This is National School Choice Week, and I am thrilled to support the efforts of so many brave educators, teachers, lawmakers and parents who are standing up for kids, and the choices of parents and communities to pick what’s right for their families.
School choice is close to my heart, because Diane and I chose to home-school our two children, and were blessed to see our kids not only succeed in academics but excel out in the real world. Living on a ranch 36 miles from town would have meant multiple hours in a school bus every day for our kids, not to mention the countless wasted hours that a public school teacher must spend on discipline, and the lowest-common-denominator approach that so many schools are forced to take, even with well-adjusted, bright students.
So, we decided that our kids would be better served by more freedom, and the choice of home-schooling.
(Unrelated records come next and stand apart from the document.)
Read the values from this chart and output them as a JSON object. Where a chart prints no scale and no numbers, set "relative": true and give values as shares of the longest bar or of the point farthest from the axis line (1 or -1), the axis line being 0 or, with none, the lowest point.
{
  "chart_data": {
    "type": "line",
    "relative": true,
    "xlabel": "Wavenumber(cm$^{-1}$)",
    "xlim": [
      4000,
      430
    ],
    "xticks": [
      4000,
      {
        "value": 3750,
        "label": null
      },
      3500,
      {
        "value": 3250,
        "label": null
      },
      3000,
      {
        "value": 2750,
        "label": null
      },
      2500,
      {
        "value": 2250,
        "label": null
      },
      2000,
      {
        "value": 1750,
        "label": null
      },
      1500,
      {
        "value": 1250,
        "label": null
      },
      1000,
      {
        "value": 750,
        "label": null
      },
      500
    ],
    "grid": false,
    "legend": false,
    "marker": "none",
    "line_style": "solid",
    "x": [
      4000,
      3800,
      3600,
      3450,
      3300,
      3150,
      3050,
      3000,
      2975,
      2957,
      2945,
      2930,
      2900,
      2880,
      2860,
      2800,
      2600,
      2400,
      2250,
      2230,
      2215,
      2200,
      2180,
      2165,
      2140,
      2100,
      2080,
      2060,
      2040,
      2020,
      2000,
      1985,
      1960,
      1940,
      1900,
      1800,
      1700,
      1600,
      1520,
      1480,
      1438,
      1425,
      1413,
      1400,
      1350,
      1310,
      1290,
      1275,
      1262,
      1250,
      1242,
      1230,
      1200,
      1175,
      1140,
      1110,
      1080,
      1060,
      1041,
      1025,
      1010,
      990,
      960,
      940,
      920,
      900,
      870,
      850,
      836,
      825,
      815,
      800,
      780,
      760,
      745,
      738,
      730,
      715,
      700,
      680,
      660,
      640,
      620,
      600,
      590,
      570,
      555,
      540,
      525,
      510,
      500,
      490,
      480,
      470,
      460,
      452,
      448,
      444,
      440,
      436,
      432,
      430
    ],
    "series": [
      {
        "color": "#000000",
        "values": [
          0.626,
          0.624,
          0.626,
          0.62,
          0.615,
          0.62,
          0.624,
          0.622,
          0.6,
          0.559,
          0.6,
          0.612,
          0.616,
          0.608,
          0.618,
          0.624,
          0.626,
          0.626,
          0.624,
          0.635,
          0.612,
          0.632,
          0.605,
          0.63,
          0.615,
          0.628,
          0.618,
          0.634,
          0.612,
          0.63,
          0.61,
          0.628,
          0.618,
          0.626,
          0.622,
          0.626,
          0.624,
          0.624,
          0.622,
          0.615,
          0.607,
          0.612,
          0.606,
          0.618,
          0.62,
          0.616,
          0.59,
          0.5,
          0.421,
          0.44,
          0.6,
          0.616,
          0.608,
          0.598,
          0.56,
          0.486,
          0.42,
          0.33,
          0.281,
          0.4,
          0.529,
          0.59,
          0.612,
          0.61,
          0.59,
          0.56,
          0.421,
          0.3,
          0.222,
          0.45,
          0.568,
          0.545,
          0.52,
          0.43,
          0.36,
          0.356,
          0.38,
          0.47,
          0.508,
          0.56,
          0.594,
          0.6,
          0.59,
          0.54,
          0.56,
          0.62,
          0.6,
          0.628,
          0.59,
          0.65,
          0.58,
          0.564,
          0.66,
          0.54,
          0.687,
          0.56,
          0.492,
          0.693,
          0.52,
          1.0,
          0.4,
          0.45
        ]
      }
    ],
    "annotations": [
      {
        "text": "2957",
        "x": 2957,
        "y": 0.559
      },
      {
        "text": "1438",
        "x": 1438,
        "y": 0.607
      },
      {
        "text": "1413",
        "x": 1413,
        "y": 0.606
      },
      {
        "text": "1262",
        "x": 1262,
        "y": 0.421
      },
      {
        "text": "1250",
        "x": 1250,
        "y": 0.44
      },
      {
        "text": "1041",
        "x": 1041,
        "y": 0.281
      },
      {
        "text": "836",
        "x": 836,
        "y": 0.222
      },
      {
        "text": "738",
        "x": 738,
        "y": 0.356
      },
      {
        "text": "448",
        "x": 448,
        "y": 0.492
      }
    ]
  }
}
By the time our children were in 8th grade, they tested out of High School on their SATs, and they reveled in the freedom to pursue their interests and take on entrepreneurial endeavors in junior high and high school. Children are gifts to us, their parents, and there is nothing that brings me more joy than watching my son build custom furniture using skills I passed on to him, or my daughter enjoying classic literature because my wife and I nurtured that love of English and let her experience the classics at a young age.
Because of my experience with our family, and the way that I see parents fighting for their children’s education every day, I fully support school choice. This doesn’t mean that I think everyone should do what Diane and I did, but that parents should have the freedom to choose the best option for their family and circumstances: whether that is private school, public school, charter school or home-schooling.
I think that parents and communities are the best advocates for children, and they know best how to motivate, teach and inspire their students. Centrally planned and mandated curriculums cannot account for the learning styles, unique capabilities and diverse backgrounds of children across America, and nor should it.
Through the wasteful spending of the Federal education system, the poorly written curriculum of Common Core and the deadly grip of unions in public schools, our kids are being left behind the rest of the world, and an entire generation of students are sentenced to duller futures because we are not giving them the choice to succeed.
For example, the 2012 Program for International Student Assessment (PISA) found that: “While the U.S. doesn’t break the top ten on any academic subject, it ranks fifth in educational expenditures at a whopping $115,000 per student. Only Austria, Luxembourg, Norway, and Switzerland spend more. Countries that outperform the United States spend drastically less.” as cited in this Americans for Prosperity article: http://americansforprosperity.org/legislativealerts/what-pisa-tells-us-about-american-education-reform
As the Federation for Children points out:
- An estimated 1.1 million students failed to graduate with a diploma in 2011. That is 6,000 dropouts a day or one dropout every 29 seconds.
- Nearly half (48 percent) of public schools across the country are labeled as failing, and they serve a disproportionate number of minority students.
- Only 24 percent of eighth and 12th grade students have solid writing skills. Students who qualify for the federal free and reduced-price lunch program scored 27 points below students from families with higher incomes.
- The national achievement gap between lower- and higher-income students is 27 points.
- Students who drop out of school are twice as likely to end up in poverty.
Stats found here: http://federationforchildren.org/why-school-choice
This is a crisis of epic proportions, but opponents of school choice would have us believe that the status quo is “just fine”. Do those numbers seem “just fine” to you? How would you use $115,000 to educate your child, if given the choice?
It must be noted that, although there are certainly a few bad apples, teachers and principals are not the problem - the bureaucracy surrounding public schooling is. We are so worried about the protection of teachers and the satisfaction of the teacher’s union that we are failing our kids on a grand scale. More and more parents and students are begging for school choice and a chance to home-school, attend a private or charter school, or force change in their public schools, but comfortable education professionals and the entrenched status quo are stifling this movement.
We should be risking everything to make our kids’ dreams come true, not holding them back to meet our desires. So I think it’s time to remove the stigma from School Choice and let parents, communities and educators have a say once again.
Every child should have access to quality education, and schools should have to compete for educational dollars, not stifle dissent and punish parents who are simply looking out for their families.
Religious education, learning disabilities or low-income neighborhoods are just a few of the issues that school choice can help solve, so join with me this week, and let’s Amplify Choice - giving every child a hope of a bright future and the kind of healthy, intellectually stimulating education that my kids were blessed to experience.